«Puestos los ojos en Jesús»

Hebreos 12:2


person Autor: Georges COMBE 1


Qué bondad divina que seamos invitados a fijar la mirada en Jesús, autor y Consumador[1] de la fe!

[1] El que ha dado a la fe su perfecta expresión y su pleno cumplimiento.

Después de considerar la gran nube de testigos de la verdad de la vida por la fe, nuestros ojos se detienen y se fijan en un objeto bendito para el corazón, Aquel que comienza y camina a la cabeza: Jesús. La fe discierne algo de su belleza encantadora, de su grandeza, de su gracia. Sí, toda su Persona es deseable, llena de encanto; su Nombre es como ungüento derramado, su amor es tan fuerte como la muerte. ¡Ah! Que nosotros, estando ocupados de Él, tengamos la dulce experiencia del salmista: «Será saciada mi alma… está apegada mi alma…» (Salmos 63: 5, 8).

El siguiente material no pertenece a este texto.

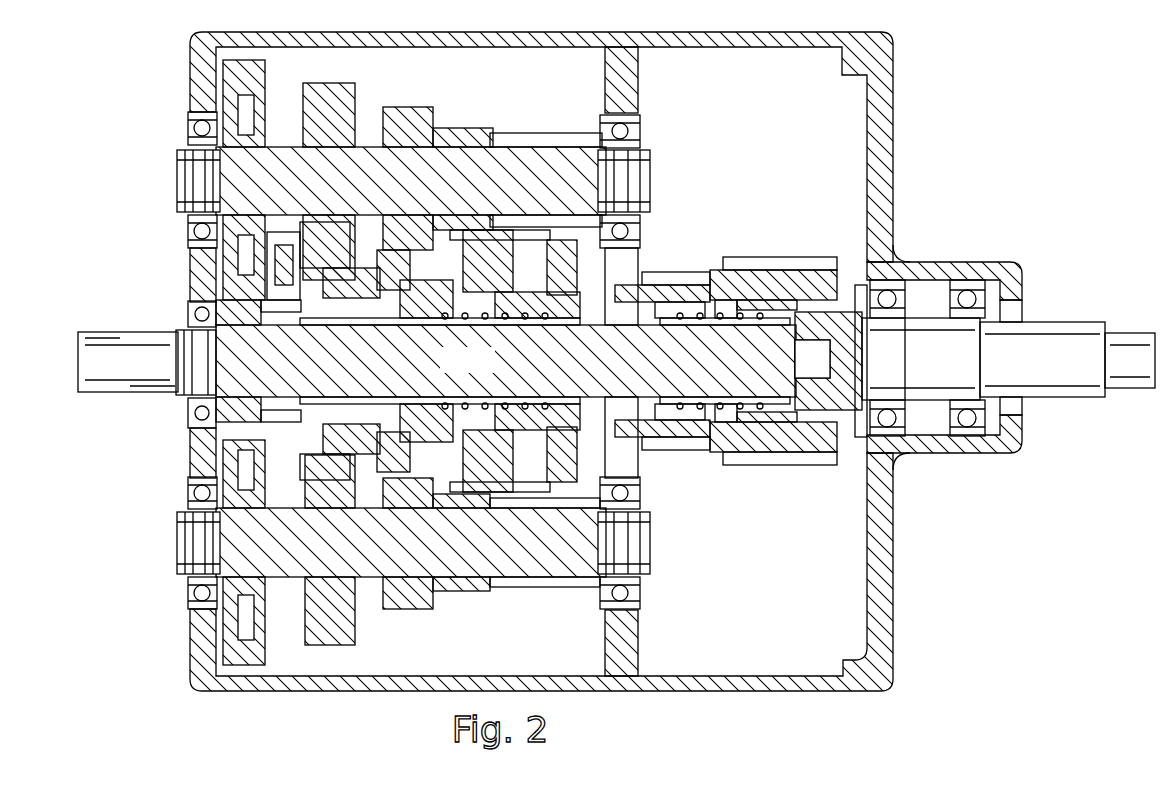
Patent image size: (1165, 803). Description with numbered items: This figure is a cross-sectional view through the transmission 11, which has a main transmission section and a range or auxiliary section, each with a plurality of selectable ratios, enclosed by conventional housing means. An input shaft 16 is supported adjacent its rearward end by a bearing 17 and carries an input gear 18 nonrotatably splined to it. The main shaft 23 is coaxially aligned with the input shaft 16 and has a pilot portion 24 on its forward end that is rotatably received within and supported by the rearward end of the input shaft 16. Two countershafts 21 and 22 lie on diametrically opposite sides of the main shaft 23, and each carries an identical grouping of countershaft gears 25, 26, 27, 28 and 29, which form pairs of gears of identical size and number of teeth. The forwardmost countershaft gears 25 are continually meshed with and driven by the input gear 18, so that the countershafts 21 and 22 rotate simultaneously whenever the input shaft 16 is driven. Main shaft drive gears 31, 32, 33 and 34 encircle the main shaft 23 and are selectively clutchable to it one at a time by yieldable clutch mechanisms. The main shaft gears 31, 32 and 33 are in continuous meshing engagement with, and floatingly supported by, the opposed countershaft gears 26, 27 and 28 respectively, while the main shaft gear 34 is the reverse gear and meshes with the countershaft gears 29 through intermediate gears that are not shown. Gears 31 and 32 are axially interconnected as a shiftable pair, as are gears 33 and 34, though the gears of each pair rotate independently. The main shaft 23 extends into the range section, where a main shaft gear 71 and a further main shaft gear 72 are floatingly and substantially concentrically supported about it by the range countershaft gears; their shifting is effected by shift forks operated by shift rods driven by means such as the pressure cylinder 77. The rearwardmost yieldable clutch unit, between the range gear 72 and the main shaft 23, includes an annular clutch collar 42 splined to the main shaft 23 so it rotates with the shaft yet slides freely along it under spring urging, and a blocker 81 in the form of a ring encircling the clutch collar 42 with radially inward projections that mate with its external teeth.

The transmission 11 is at (152, 46).
The input shaft 16 is at (123, 343).
The bearing 17 is at (186, 313).
The input gear 18 is at (247, 300).
The countershaft 21 is at (240, 188).
The countershaft 22 is at (243, 541).
The main shaft 23 is at (523, 361).
The pilot portion 24 is at (243, 362).
The countershaft gear 25 is at (242, 662).
The countershaft gear 26 is at (330, 637).
The countershaft gear 27 is at (400, 610).
The countershaft gear 28 is at (470, 590).
The countershaft gear 29 is at (540, 583).
The main shaft gear 31 is at (328, 277).
The main shaft gear 32 is at (392, 252).
The main shaft gear 33 is at (473, 228).
The main shaft gear 34 is at (558, 240).
The clutch collar 42 is at (730, 303).
The main shaft gear 71 is at (698, 272).
The main shaft gear 72 is at (805, 258).
The pressure cylinder 77 is at (1078, 330).
The blocker 81 is at (735, 300).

Cuando miramos el camino ya andado, y examinamos las experiencias hechas, ¿qué queda en nuestra memoria de más precioso, de más instructivo, de más alentador, de más edificante que Él mismo, y todo lo que ha contribuido a dárnoslo a conocer mejor? Israel tenía que recordar que Dios lo había liberado, llevado, guiado, alimentado, saciado su sed, traído a la tierra prometida. Dios nada más podría haber hecho por su pueblo; por lo tanto, este tenía muchas razones para alabar y adorar. Lo mismo es cierto para nosotros, y a un nivel mucho más alto. Así, habiendo conocido los cuidados del Señor, sus recursos, su amor, en el pasado, podemos estar llenos de confianza en el presente (Efesios 2:10-21) y confiar en él para el futuro.

¡Qué gracia, en verdad, poder fijar nuestros ojos en Jesús, porque, al hacerlo, nuestros ojos se alejan de otros objetos para detenerse solo en él! Mirar a Aquel que camina a la cabeza, para seguirlo, es embarcarse en el camino de la bendición. Es cierto que este camino puede atravesar tanto la montaña escarpada y estéril, como la llanura verde y fértil, o el valle de Baca… Sin embargo, la paz y la alegría de corazón dependen solo de su presencia y de su aprobación. Toda la Palabra da testimonio de Jesús; no es él ¿«el Gran Ordenanza[2] de Dios», como Lo definían algunos cristianos? Cumpliendo los consejos divinos, haciendo siempre su voluntad en perfecta obediencia, él es el objeto de sus deleites. La Epístola a los Hebreos establece su supremacía de una manera tan admirable como particular: por contraste, no por comparación, porque es incomparable, único en su perfección. Todos los tipos –imperfectos– desaparecen cuando Aquel que ellos prefiguraban aparece en su perfección.

[2] Aquel que ejecuta las ordenes del que lo ha enviado.

Al fijar nuestros ojos en Jesús, discerniendo siempre mejor su belleza divina, ¿no seremos transportados de alegría, dándonos cuenta de que pronto seremos como Él? ¡A él sea la gloria!